“KoPi Makassar rutin merilis berita terkait aktivitas sastra yang mungkin bisa jadi bahan kajian para peneliti. Itu mendorong untuk terus mengembangkan sastra Makassar, juga sastra berbahasa Bugis dan Toraja karena akan memperkaya khasanah sastra lokal kita,” ucap Yudhistira yang juga dikenal sebagai sutradara teater
“Sastra daerah ini mirip jalan sepi yang tidak dilirik penyair kita,” ungkap Edy Thamrin – nama lengkapnya.
Maysir Yulanwar selaku penyair, memulai ulasannya dengan menukil Charles Bukowski. Penyair dan penulis Amerika Serikat itu, jelas Maysir, pernah berkata bahwa aku menulis dan aku tidak peduli dengan penilaian orang lain. Baginya, ketika menulis, kita tidak harus sama dengan orang lain, bila perlu berani berbeda dengan orang lain.
Terkait puisi, lanjut Maysir, ketika seseorang membaca puisi, dia bukan sedang membaca puisi tapi membaca perasaan.
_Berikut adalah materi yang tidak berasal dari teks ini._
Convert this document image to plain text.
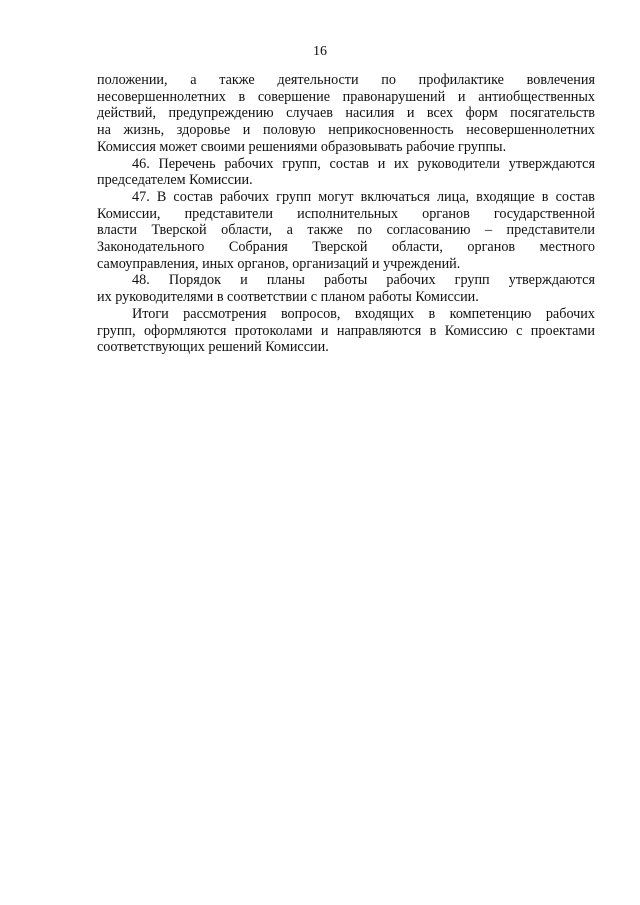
16

положении, а также деятельности по профилактике вовлечения
несовершеннолетних в совершение правонарушений и антиобщественных
действий, предупреждению случаев насилия и всех форм посягательств
на жизнь, здоровье и половую неприкосновенность несовершеннолетних
Комиссия может своими решениями образовывать рабочие группы.

46. Перечень рабочих групп, состав и их руководители утверждаются
председателем Комиссии.

47. В состав рабочих групп могут включаться лица, входящие в состав
Комиссии, представители исполнительных органов государственной
власти Тверской области, а также по согласованию – представители
Законодательного Собрания Тверской области, органов местного
самоуправления, иных органов, организаций и учреждений.

48. Порядок и планы работы рабочих групп утверждаются
их руководителями в соответствии с планом работы Комиссии.

Итоги рассмотрения вопросов, входящих в компетенцию рабочих
групп, оформляются протоколами и направляются в Комиссию с проектами
соответствующих решений Комиссии.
Seorang penyair yang menekuni puisi, apapun yang terlintas di benaknya akan ditangkap, dijadikan puisi. Kalau kemudian ada yang mengkritisinya maka sebenarnya dia hanya mempoteksi pemikirannya sendiri.
“Bagi penyair, yang perlu dilakukan adalah mengolah rasa. Karena kalau mengolah kata itu sudah selesai,” paparnya.
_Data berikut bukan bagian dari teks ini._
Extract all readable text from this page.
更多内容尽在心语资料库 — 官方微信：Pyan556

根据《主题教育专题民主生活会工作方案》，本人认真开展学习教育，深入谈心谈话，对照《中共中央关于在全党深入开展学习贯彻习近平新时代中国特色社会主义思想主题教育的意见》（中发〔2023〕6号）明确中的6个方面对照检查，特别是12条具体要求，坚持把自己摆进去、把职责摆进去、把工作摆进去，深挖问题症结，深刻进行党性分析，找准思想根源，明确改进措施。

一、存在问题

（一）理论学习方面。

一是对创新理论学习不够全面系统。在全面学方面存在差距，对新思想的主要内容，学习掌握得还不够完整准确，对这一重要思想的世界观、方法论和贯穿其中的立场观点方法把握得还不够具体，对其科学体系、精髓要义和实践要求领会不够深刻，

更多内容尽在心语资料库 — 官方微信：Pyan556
Lelaki yang telah menerbitkan buku kumpulan puisi “Sembunyi”, 2017, itu berbagi pengalaman tentang proses kreatifnya. Ada dua cara yang biasa di lakukan, kata Maysir, Pertama, dia membiasakan diri untuk selalu sadar akan tindakan yang dilakukannya. Kedua, dia sadar bahwa ketika masih bernapas, itu suatu hal luar biasa, bukan kelaziman. Artinya, kita bisa bahagia dengan hal-hal sederhana. Apalagi saat bisa mencipta puisi.
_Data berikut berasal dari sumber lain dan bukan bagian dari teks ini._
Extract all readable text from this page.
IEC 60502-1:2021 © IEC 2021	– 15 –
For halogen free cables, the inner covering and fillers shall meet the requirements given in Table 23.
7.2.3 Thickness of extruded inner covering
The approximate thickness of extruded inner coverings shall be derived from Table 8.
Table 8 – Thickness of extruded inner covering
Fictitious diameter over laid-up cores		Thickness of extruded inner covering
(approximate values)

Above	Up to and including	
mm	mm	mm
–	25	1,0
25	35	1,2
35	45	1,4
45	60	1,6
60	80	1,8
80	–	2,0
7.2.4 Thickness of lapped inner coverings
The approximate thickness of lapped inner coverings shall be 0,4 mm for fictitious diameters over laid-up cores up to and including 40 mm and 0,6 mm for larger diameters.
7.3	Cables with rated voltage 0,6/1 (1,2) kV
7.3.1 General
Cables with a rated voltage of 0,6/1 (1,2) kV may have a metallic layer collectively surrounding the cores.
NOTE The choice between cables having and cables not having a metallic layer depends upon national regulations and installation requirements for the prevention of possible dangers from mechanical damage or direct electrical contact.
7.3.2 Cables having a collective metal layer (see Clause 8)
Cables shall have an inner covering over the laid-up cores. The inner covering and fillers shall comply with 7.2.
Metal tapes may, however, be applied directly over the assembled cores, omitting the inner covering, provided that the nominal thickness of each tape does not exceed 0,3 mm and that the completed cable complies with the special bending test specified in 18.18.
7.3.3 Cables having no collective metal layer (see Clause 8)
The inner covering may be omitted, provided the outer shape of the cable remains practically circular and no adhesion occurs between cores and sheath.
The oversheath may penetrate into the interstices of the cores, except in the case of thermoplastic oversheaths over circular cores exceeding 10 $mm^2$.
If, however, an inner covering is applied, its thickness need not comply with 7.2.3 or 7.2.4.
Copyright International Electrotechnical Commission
Pemantik lainnya, Anil Hukma mengapresiasi Sastra Sabtu Sore, yang dinilai merupakan sesuatu yang membahagiakan. Karena bisa bertemu sesama penyair dan penikmat sastra.
Menurutnya Anil menambahkan, hidup itu harus digagas dan diprogramkan. “Resolusi dalam Puisi” merupakan cermin dan bukti bahwa ada kreativitas dan karya yang dibuat di suatu masa dan tempat. Resolusi itu sebuah janji agar jangan mati di tengah jalan. Tapi, diingatkan, untuk kreatif menulis harus banyak membaca buku dan tulisan di platform digital.
Dekan di UIN ini melanjutkan, banyak potensi dalam diri kita yang mesti dikeluarkan. Dialog semacam ini sebenarnya pemicu untuk kita menulis. Penyair itu berdialog dengan dirinya dalam bentuk teks dan kata-kata. Seorang seniman itu peka dan tidak akan lari dari Tuhan. Tuhan itu pencipta besar, penyair itu pencipta kecil.
“Sastra Sabtu Sore itu silaturahmi budaya, semacam oase tempat kita keluar dari aktivitas rutin,” imbuhnya. (*/rk)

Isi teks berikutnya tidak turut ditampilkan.